It is well known that many new HCO are propping up in India, catering to a growing middle class and even foreigners are looking for inexpensive, quality care. While India is gaining a good reputation for its medical talent, the construction codes and public safety regulations are lagging behind. Recent devastating fire in one of the reputed private five star hospitals of Kolkata (Calcutta, India) was not only shocking for entire world but also a lesson to be learned by everyone who is connected with medical profession and governance at large.
Though the cost of ensuring that the infrastructure of the building is compliant to fire safety norms is Rs 50 -70 per square foot, but this gets sacrificed in the cost reduction drive. Also in order to maximize the use of every square inch of space to squeeze in beds for revenue generation, space for areas like Fire exits and landings get compromised.
The design and construction of the building should ensure that fires are detected at the earliest possible opportunity, contained & dousing mechanisms kick start. Robust design &adhering to the Fire Safety norms, can only go so far as preventing &/or controlling the Fire upto a certain extent. These factors play a very important role in limiting the fire, extent of damage& in buying the extra time before the fire becomes unmanageable. Once the Fire occurs, Fire safety Plan, standard operating procedures for firefighting, regular training of all staff on using extinguishers, firefighting equipment, procedures to be followed in emergency, evacuation plans& mock drillsbecome the real saviors for the patients as well as the staff.

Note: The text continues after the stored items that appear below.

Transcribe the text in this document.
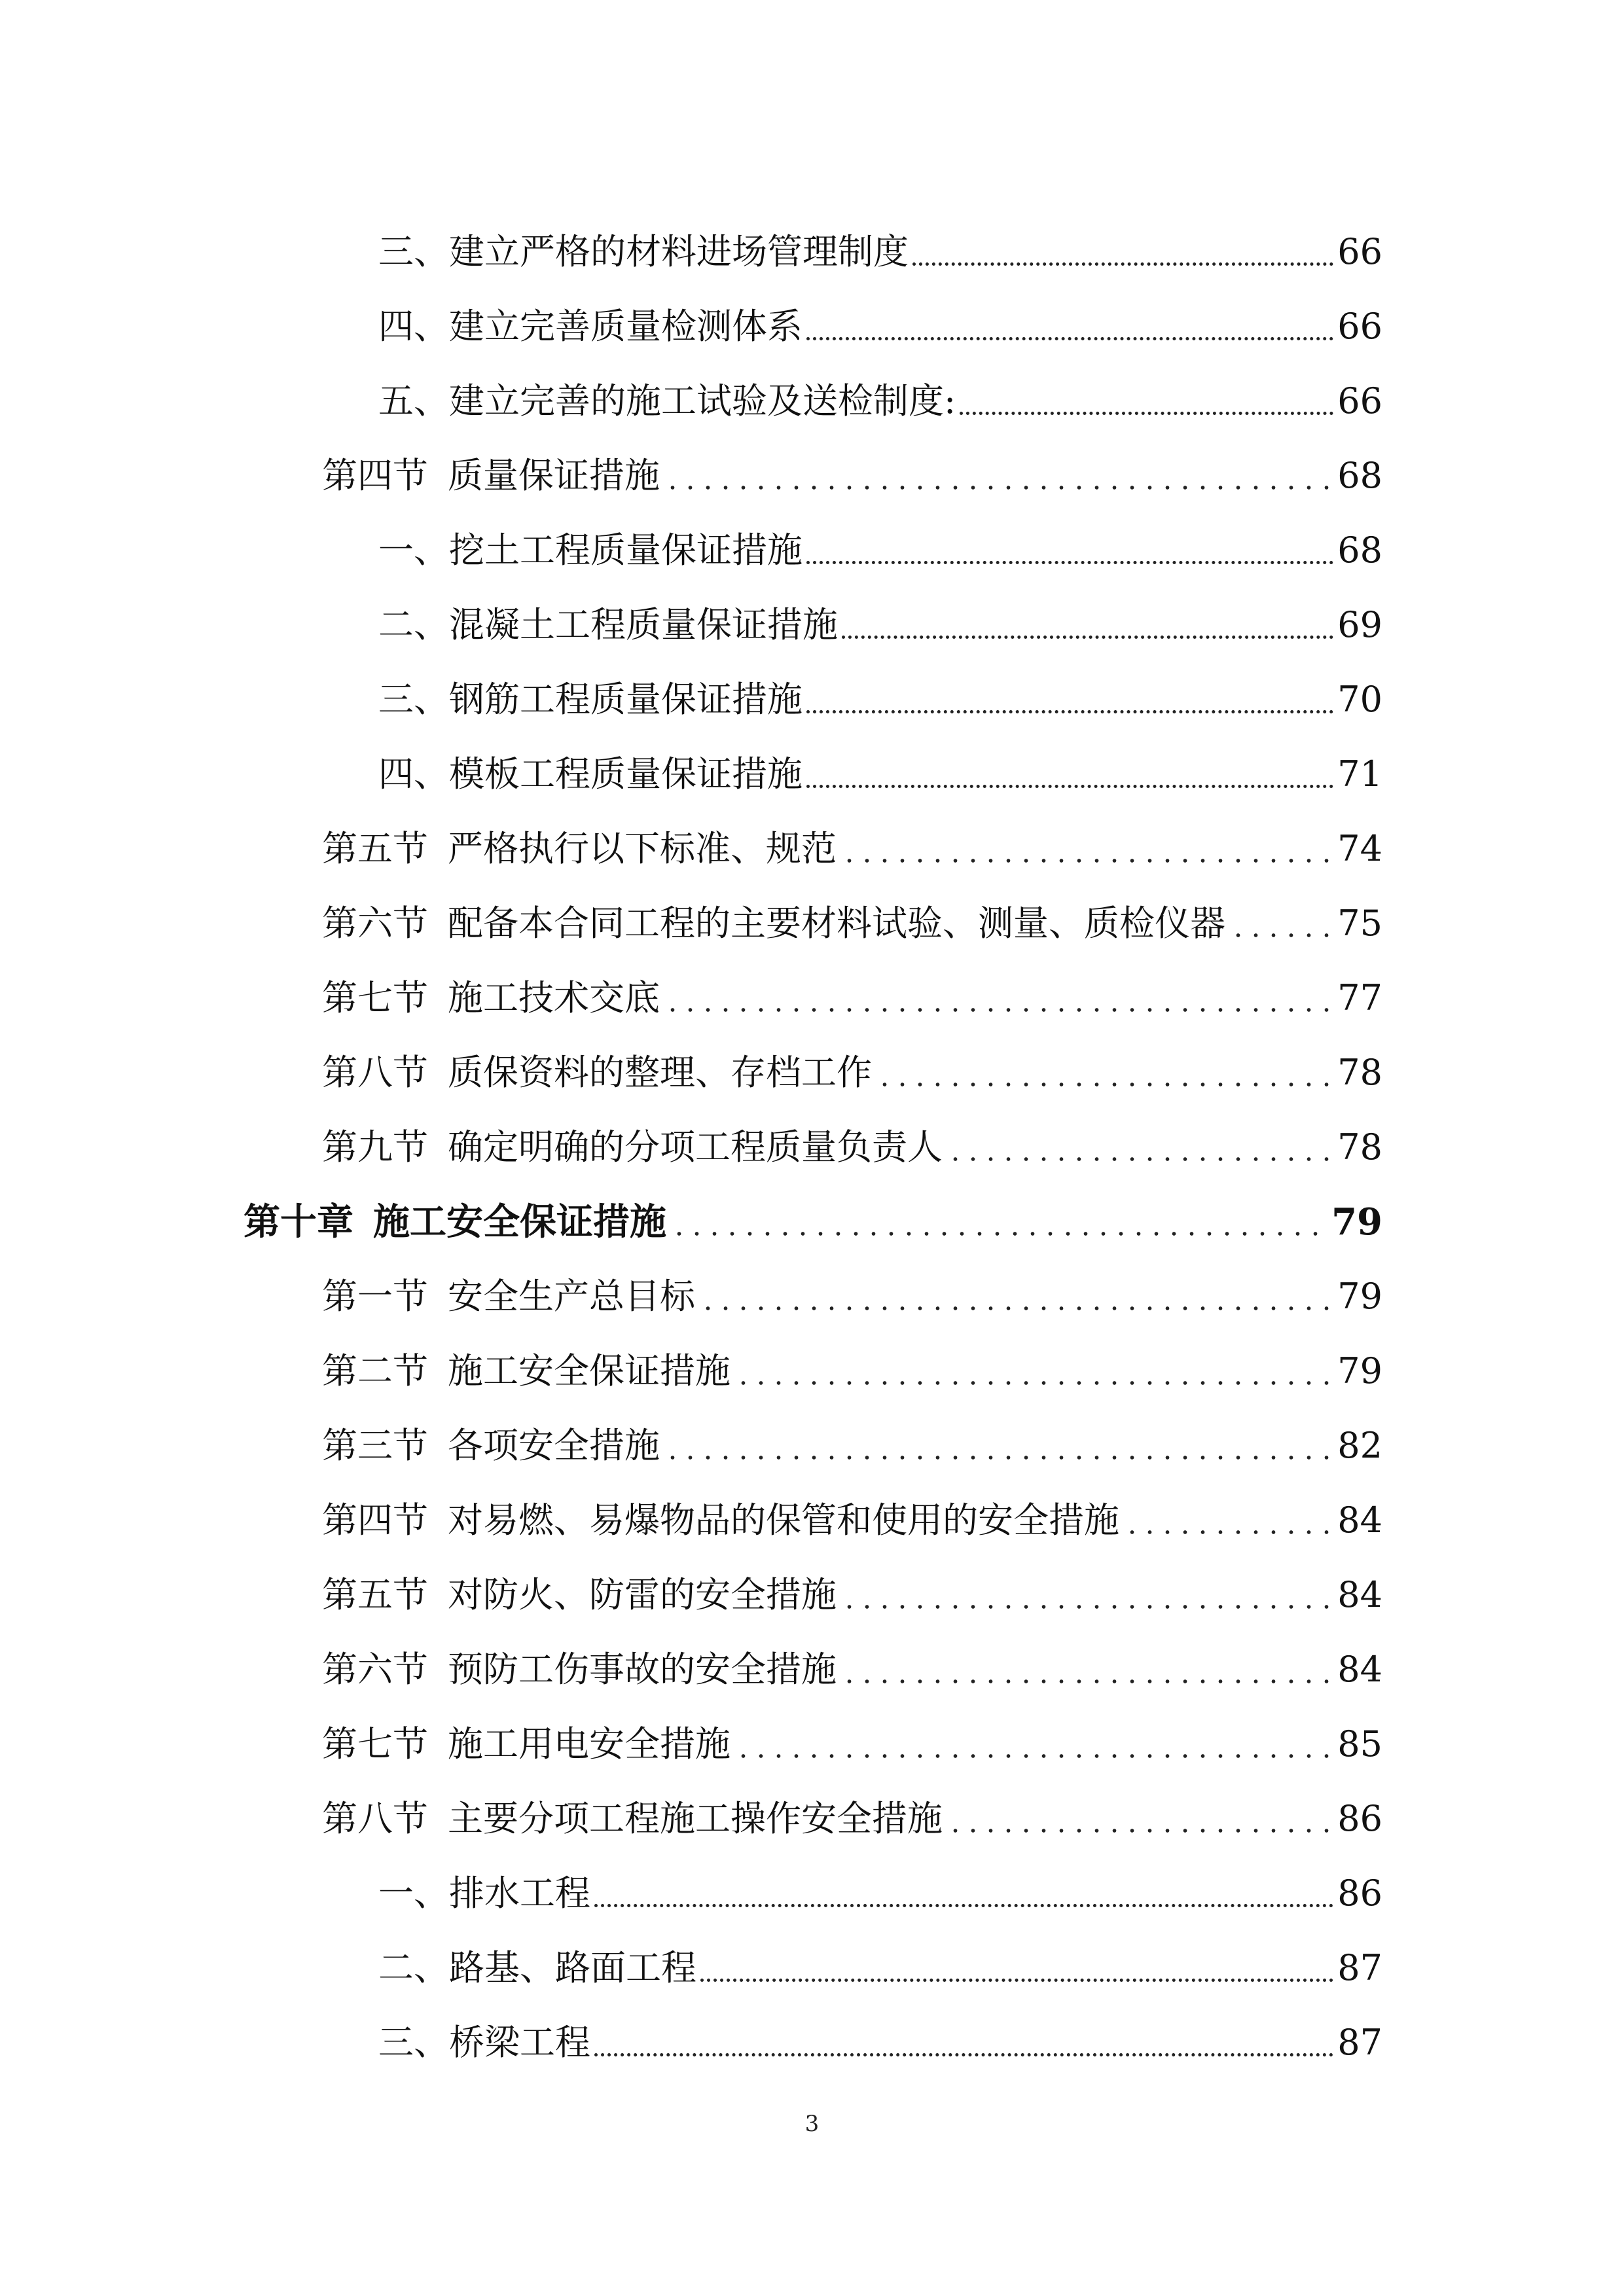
三、建立严格的材料进场管理制度	66
四、建立完善质量检测体系	66
五、建立完善的施工试验及送检制度:	66
第四节 质量保证措施	68
一、挖土工程质量保证措施	68
二、混凝土工程质量保证措施	69
三、钢筋工程质量保证措施	70
四、模板工程质量保证措施	71
第五节 严格执行以下标准、规范	74
第六节 配备本合同工程的主要材料试验、测量、质检仪器	75
第七节 施工技术交底	77
第八节 质保资料的整理、存档工作	78
第九节 确定明确的分项工程质量负责人	78
第十章 施工安全保证措施	79
第一节 安全生产总目标	79
第二节 施工安全保证措施	79
第三节 各项安全措施	82
第四节 对易燃、易爆物品的保管和使用的安全措施	84
第五节 对防火、防雷的安全措施	84
第六节 预防工伤事故的安全措施	84
第七节 施工用电安全措施	85
第八节 主要分项工程施工操作安全措施	86
一、排水工程	86
二、路基、路面工程	87
三、桥梁工程	87
3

The frequency of such trainings & mock drillsare the most important factors which ensure that in case of the disaster striking, the staff do not panic, & take control of the situation to save precious lives.The fact that many of the patients are either bed bound or on critical lifesaving equipment, makes the role of the staff all the more critical in such situations.
The government regulations demand proper building design, following fire safety norms, but a very important aspect, that of staff preparedness to cope up, when the calamity actually strikes is overlooked. In spite of the best design, Fire Safety norms, there can be instances when the fire does not get controlled. In such circumstances, it is only the staff preparedness which shall make the difference between preventing disaster, or it being labeled as a disaster.
We as responsible HCOs must go a step further and bridge these lacunae.